Di ruangan, Kevin membuka brankas. Di sana ada beberapa dokumen penting perusahaan dan tiga buku tabungan milik putri-putrinya yang sengaja ia buat untuk masa depan sang putri. Kevin akan menggunakannya untuk menutupi hutang kepada supplier.

Setelah Toni memberitahu jika rapat siap dilaksanakan, Kevin bergegas ke sana.

Dalam meetingnya, Toni mengungkap jika data pihak supplier ada yang meretas. Oleh karenanya, Kevin meminta kepada Toni agar pihak tersebut memberinya keringanan dengan membayar hutang dengan cara mencicil.

"Pastikan mereka mengerti posisi kita dan menyetujui. Untuk mesin, minta kepada mereka untuk merubah sistem dari beli menjadi sewa!"

"Baik, Pak. Saya akan usahakan," kata Toni.

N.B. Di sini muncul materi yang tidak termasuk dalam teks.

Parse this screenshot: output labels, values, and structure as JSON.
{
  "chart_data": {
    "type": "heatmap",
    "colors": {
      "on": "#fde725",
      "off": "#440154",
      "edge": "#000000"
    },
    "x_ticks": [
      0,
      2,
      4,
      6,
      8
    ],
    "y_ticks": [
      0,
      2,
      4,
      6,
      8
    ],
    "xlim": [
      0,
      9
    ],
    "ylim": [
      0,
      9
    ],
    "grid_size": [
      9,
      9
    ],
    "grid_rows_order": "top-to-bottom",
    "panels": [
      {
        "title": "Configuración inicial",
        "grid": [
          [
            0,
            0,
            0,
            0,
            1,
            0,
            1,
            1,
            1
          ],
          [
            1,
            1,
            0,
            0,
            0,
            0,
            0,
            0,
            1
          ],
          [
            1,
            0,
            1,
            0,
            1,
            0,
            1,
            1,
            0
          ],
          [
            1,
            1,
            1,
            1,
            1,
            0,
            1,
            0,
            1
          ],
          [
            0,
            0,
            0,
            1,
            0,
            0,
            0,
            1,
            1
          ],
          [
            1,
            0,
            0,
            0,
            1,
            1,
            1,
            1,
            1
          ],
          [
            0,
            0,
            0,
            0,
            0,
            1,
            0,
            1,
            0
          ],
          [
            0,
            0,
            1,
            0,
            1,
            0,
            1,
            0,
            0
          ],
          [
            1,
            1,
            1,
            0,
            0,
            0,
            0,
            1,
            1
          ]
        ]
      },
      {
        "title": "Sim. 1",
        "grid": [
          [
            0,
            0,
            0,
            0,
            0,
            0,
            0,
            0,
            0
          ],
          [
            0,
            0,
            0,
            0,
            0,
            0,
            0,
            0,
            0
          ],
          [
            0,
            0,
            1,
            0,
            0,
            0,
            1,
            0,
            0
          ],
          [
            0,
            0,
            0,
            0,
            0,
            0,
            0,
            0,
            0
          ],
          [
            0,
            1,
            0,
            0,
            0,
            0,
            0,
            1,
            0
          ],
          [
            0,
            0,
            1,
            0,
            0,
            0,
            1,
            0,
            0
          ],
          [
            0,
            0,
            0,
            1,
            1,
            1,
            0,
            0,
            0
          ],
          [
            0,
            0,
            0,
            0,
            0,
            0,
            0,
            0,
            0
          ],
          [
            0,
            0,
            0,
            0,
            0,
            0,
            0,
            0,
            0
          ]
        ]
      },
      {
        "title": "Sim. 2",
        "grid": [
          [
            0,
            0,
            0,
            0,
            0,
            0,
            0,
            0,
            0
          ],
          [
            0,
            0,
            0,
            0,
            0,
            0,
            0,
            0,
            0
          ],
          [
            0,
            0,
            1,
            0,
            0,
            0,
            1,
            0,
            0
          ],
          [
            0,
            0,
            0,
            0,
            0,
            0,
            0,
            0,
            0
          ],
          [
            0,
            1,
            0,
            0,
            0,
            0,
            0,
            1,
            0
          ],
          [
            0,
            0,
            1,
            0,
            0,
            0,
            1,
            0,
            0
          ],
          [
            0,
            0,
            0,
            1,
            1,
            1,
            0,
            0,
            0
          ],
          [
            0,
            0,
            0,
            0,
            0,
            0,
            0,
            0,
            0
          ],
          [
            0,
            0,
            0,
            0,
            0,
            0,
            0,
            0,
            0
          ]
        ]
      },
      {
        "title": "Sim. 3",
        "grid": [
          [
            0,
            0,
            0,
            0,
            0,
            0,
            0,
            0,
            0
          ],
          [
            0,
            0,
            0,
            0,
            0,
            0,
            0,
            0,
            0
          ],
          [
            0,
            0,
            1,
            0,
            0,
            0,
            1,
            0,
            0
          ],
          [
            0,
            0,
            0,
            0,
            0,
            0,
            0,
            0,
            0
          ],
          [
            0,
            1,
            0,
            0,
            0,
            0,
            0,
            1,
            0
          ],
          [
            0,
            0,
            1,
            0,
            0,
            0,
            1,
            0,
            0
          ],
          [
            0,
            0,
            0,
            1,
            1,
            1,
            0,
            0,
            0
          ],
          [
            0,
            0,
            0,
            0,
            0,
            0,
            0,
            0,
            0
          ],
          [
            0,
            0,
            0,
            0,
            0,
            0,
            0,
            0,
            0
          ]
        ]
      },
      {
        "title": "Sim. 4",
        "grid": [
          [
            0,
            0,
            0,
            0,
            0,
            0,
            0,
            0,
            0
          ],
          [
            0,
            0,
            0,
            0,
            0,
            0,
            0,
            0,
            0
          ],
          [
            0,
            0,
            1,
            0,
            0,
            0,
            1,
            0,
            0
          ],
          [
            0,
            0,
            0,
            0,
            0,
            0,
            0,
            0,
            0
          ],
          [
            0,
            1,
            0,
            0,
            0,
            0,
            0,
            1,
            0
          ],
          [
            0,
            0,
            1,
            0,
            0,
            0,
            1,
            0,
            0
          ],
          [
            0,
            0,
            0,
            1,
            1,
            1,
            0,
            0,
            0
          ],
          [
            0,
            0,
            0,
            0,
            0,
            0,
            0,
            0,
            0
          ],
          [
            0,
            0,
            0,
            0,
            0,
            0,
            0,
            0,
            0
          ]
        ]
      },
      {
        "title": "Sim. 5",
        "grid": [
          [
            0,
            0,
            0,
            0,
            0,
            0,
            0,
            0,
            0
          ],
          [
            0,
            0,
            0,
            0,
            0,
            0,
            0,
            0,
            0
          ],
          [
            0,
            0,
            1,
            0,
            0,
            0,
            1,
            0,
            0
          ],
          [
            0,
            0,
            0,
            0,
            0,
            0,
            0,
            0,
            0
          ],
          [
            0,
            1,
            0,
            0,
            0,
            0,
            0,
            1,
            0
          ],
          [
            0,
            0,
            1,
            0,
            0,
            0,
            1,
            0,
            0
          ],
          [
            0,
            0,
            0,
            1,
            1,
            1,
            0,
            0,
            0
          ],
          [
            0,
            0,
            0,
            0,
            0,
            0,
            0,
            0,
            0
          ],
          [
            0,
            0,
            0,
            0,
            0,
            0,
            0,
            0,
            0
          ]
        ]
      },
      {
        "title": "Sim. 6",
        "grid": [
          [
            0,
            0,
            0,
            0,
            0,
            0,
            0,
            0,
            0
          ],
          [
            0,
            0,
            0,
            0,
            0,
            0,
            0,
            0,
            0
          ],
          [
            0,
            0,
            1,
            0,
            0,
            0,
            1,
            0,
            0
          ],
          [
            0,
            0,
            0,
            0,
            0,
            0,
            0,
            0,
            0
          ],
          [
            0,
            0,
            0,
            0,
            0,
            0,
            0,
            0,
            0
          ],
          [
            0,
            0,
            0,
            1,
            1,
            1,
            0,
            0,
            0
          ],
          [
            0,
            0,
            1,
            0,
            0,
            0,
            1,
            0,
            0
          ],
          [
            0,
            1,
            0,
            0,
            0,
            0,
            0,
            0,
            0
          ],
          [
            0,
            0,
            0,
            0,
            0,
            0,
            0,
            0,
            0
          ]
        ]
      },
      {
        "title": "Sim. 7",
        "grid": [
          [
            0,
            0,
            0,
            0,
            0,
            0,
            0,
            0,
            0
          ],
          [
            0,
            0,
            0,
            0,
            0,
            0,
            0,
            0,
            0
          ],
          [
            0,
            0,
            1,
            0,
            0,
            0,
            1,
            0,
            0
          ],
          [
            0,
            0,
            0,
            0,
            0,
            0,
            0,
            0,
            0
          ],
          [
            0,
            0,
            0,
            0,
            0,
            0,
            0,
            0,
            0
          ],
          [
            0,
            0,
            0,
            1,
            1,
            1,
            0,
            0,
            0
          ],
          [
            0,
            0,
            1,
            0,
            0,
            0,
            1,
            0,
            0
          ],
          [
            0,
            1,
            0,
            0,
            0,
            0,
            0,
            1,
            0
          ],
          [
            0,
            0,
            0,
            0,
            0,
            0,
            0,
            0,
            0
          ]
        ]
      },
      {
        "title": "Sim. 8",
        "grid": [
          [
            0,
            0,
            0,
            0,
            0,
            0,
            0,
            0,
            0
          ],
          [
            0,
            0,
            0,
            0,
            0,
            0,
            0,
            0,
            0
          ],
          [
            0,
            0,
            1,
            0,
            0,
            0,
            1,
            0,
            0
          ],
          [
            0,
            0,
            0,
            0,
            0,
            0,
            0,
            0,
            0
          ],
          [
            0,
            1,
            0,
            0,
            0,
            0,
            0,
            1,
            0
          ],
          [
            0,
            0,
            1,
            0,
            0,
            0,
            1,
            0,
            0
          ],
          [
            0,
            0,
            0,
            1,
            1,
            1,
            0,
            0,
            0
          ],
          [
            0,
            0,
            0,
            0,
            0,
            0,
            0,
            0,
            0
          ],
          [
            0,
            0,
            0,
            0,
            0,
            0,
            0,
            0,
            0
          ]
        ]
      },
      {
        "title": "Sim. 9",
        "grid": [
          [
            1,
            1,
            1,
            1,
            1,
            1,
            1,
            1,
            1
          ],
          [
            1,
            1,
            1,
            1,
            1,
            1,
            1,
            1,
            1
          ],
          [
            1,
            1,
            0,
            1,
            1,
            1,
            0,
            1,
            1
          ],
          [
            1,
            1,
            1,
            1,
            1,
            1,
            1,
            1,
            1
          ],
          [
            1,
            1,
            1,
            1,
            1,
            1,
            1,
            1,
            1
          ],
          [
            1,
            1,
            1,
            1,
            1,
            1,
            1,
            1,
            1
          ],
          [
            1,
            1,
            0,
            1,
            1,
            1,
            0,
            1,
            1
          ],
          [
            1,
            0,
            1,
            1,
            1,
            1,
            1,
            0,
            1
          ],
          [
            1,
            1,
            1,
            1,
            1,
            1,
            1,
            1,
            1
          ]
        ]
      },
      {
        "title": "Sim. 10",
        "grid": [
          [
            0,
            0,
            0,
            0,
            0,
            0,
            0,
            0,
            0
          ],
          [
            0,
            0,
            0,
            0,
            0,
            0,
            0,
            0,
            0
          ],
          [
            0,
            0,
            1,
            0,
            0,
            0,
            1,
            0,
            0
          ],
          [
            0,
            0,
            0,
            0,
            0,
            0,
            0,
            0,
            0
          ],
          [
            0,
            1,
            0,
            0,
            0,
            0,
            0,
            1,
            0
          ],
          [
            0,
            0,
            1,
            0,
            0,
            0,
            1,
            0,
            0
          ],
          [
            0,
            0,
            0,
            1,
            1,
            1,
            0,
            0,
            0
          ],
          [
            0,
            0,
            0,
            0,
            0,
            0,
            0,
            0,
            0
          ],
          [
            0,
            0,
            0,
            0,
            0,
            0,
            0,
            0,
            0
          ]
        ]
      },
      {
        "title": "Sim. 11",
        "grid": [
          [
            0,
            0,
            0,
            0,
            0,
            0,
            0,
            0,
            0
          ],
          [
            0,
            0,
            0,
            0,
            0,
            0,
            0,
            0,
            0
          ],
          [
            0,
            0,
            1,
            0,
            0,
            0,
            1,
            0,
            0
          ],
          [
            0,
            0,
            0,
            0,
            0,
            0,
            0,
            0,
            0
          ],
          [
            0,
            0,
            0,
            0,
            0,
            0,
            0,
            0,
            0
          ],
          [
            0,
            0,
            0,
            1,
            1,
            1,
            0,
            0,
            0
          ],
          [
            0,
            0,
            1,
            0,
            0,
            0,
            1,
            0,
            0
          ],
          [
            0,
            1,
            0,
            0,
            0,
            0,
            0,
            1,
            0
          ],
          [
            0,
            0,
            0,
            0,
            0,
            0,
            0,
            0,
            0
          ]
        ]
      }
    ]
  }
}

Kevin mengalihkan pandangannya kepada tim payroll. "Semua gaji sudah turun?"

"Sudah, Pak."

"Kalau begitu, babat habis karyawan kontrak. Kecuali kalau mereka mau bekerja sebagai harian lepas, silakan.

Mengerti?"

Namun, keputusan Kevin mengenai karyawan menuai protes. Perdebatan pun terjadi.

***

Malam menjelang.

Alana baru saja menyusui Alina. Liana dan Ilana pun sudah terlelap di kamarnya masing-masing.

Kini, Alana bolak-balik melatih diri untuk berjalan, melatih ketahanan tubuhnya pasca operasi sambil sesekali melihat jam yang menempel di dinding.

Sudah jam sembilan malam, tetapi Kevin belum menunjukkan batang hidungnya.

Ceklek!

Pintu kamar terbuka. Alana menoleh.

Rupanya Yunia --adik Kevin, yang datang.

"Eh, Dek, kapan datang? Katanya liburan. Apa enggak jadi?"

"Minta duit!" cicit Yunia tanpa menanggapi Alana dengan sebelah tangan terulur meminta dan sebelah tangan lagi bertolak di pinggang.

Alana tersenyum samar. Sudah nyelonong masuk, tidak menjawab pertanyaannya, tidak sopan pula.

"Uang untuk apa?"

"Gak usah banyak nanya, ih!"

"Maaf, Dek, Kakak harus tahu dulu uangnya untuk apa."

"Yang jelas buat gue pakek! Gak usah bawel, deh! Duit lu duit kakak gue juga. Mana!"

Alana melongo. Kenapa sikap Yunia jadi seperti ini? Tanya itu bergelayut dalam hati Alana.

"Berapa, Dek?"

"Lima puluh juta!"

"Sebanyak itu?!" Alana terhenyak, kaget. "Maaf, tidak ada, Dek!"

Alana melangkah mundur seiring Yunia yang maju mendekat dengan tatapan nyalang.

Yunia menjambak Alana. "Cepet! Gue lagi butuh duit!"

"Aaaa, sakit, Dek, lepas!"

Terdengar suara langkah mendekat. Cengkeraman Yunia pun seketika terlepas.

"Ada apa ribut-ribut?" tanya Kevin, yang ternyata masuk bersama Yuni.

Yunia berlari ke arah Kevin dan memeluk. Sambil memegang pipi dan menangis, Yunia berkata, "Kak Alana menamparku, Kak!"

Kedua bola mata Alana membulat sempurna. Ia menggeleng cepat.

Yuni. Wanita itu menatap nyalang Alana. "Kamu liat, Kevin? Selain istrimu tidak bisa membuat Ibu bahagia, dia sudah berani menyiksa adikmu!"

Yuni menarik Yunia, memaksanya ke luar kamar menyisakan Alana dan Kevin yang saling menatap.

Alana menitikkan air mata. Dalam hati, Alana bertanya-tanya. Akankah Kevin mempercayainya?